Ein hausgemachtes Führungsdilemma

Fifa-Skandal. Antikorruptionsexperten fordern den Deutschen Theo Zwanziger als schnelle Interimslösung. Trotz Ermittlungen der Ethikkommission klammert sich Joseph Blatter weiterhin verzweifelt an seine zerbröckelnde Macht.

Zürich. Auch am zweiten Tag nach dem Beben und der Ankündigung eines Strafverfahrens gegen Sepp Blatter ließ der öffentlich geforderte Rücktritt auf sich warten, dafür müssen sich der wankende Fifa-Präsident und Michel Platini, sein Pendant bei Europas Verband Uefa, vor der Ethikkommission verantworten. Sie ermittelt nach Informationen der Deutschen-Presse-Agentur die Hintergründe der Millionenzahlung von Blatter an Platini – über eine Suspendierung wird binnen Tagen entschieden.

Sowohl ein vorläufiges Amtsverbot gegen Blatter als auch Konsequenzen für Platini, der jedoch von den Schweizer Behörden bislang als „Auskunftsperson“ geführt wird, würde die Fußballwelt erneut massiv erschüttern. Ein vorzeitiges Abdanken Blatters aus eigenem Antrieb stehe weiterhin „nicht zur Diskussion“. Die bislang letzten Bilder (siehe oben) des 79-Jährigen vermittelten jedoch einen anderen Eindruck.

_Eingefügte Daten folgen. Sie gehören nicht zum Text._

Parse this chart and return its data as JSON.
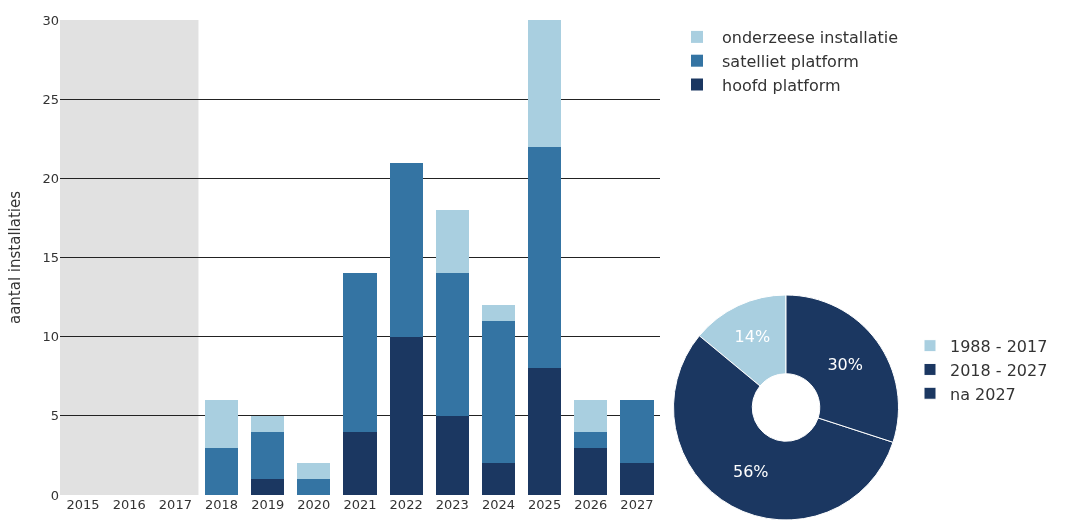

Nach dem schwärzesten Tag der Amtszeit war sein Büro auf dem Zürichberg am späten Abend hell erleuchtet, ohne Krawatte stand Blatter leicht vornübergebeugt hinter dem Schreibtisch.

Ein dauerhafter Verbleib im Amt dürfte dem „Überlebenskünstler“, so die „Times“, trotz aller Beratungen mit diversen Anwälten nur schwerlich gelingen. Als mögliche Übergangslösung nennt der frühere Antikorruptionsexperte Mark Pieth den ehemaligen DFB-Präsidenten Theo Zwanziger.

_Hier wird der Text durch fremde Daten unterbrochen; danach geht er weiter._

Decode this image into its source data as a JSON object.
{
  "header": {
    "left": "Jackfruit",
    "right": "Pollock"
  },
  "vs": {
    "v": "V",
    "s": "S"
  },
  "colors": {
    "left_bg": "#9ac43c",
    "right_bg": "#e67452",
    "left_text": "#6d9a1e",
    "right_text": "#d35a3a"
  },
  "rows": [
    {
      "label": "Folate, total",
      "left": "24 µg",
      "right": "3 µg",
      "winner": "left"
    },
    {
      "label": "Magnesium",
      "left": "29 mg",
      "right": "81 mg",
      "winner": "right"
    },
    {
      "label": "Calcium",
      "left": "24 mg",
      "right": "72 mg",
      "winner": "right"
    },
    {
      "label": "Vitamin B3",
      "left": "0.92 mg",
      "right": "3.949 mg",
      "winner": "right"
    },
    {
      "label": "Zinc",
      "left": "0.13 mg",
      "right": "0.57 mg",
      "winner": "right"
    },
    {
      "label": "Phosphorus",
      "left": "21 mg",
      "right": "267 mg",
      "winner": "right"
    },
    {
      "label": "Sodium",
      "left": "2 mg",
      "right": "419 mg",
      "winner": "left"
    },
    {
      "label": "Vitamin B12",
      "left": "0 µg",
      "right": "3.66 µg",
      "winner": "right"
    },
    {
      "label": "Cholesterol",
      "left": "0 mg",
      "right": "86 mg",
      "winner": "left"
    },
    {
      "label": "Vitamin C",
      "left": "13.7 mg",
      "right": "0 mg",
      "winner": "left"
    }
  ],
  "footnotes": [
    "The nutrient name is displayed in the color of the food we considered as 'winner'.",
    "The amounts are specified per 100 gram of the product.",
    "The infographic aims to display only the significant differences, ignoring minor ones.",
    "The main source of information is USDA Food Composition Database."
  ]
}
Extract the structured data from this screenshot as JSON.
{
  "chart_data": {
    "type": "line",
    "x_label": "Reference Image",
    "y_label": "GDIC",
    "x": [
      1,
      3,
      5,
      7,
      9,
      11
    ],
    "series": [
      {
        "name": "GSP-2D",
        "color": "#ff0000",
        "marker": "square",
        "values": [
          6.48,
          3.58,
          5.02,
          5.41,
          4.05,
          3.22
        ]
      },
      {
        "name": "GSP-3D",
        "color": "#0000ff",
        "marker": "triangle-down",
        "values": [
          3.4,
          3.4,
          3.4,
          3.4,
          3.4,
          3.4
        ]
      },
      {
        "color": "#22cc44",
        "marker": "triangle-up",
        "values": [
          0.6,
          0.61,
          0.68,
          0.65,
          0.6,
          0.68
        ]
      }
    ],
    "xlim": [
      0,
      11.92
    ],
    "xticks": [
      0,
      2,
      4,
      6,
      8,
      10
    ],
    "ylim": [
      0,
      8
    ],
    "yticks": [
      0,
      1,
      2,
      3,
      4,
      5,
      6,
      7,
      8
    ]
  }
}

Im Fall eines Blatter Rücktritts müsse ein souveräner Übergangspräsident bestimmt werden, „der aus den eigenen Reihen stammt, akzeptabel ist und beispielsweise zwei Jahre bleibt, um für Ruhe zu sorgen“, forderte Pieth in der „NZZ am Sonntag“. Dass die Fifa am 26. Februar aber bereits einen Nachfolger wählen will, ließ er unbeantwortet. „Zwanziger war Exekutivmitglied, in die Reformen involviert und ist integer. Zudem ist er entscheidungsfreudig.“ Satzungsgemäß wäre aber der höchst umstrittene Vizepräsident Issa Hayatou aus Kamerun am Zug.

Ende für die WM in Katar?

Blatters Nachfolger könnte auch Auswirkungen auf die umstrittene WM 2022 in Katar haben. „Wählt man Zwanziger als Übergangspräsidenten für zwei Jahre, verhindert er Katar, schon aus arbeitsrechtlichen Gründen“, so der Schweizer Rechtsprofessor. Sollte Michel Platini an die Spitze der Fifa rücken, „gibt es die WM in Katar“.

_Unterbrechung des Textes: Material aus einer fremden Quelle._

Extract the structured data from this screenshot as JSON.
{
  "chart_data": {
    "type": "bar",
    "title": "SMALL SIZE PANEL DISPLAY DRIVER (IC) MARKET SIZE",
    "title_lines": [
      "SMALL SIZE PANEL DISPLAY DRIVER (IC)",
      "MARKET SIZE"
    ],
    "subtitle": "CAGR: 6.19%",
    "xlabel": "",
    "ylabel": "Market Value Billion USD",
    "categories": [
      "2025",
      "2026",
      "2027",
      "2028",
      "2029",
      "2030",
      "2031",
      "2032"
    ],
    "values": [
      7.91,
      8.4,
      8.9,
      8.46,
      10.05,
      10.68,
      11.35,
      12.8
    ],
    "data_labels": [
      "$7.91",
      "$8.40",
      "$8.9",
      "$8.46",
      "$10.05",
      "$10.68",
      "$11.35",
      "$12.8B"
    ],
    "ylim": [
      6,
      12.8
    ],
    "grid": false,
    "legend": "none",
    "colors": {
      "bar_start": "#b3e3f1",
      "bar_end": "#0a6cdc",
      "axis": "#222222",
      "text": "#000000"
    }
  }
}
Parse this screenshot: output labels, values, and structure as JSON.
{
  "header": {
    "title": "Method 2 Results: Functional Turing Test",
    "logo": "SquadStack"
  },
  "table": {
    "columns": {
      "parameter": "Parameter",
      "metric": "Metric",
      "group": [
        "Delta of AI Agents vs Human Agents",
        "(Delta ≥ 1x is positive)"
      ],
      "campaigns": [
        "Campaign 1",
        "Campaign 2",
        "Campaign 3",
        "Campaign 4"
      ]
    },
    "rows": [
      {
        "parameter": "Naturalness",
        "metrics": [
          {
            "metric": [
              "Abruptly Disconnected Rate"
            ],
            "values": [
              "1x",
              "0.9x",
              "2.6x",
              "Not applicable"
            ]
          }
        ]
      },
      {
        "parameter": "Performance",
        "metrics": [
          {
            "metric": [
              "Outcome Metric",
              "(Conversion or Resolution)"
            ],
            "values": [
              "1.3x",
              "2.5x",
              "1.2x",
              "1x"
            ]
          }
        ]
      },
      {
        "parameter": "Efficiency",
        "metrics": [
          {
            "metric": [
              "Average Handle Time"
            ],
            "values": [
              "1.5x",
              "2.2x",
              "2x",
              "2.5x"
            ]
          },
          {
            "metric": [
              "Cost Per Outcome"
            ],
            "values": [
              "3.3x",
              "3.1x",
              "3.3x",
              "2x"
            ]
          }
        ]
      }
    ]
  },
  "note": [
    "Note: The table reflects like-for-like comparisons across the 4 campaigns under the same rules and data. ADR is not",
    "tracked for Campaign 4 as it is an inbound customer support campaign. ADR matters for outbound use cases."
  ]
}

Platini, 60, aber muss beantworten, warum er für Dienste zwischen Januar 1999 und Juni 2002 erst neun Jahre später bezahlt wurde. Das europaweite Presse-Echo ist für ihn bereits verheerend. „Sollten sich die Verdachtsmomente in seinem Fall erhärten, würde Blatter seinen Intimfeind mit in den Abgrund ziehen“, analysierte die „NZZ“. „Es wäre das absurde Ende einer Geschichte, die als Männerfreundschaft begann.“

("Die Presse", Print-Ausgabe, 28.09.2015)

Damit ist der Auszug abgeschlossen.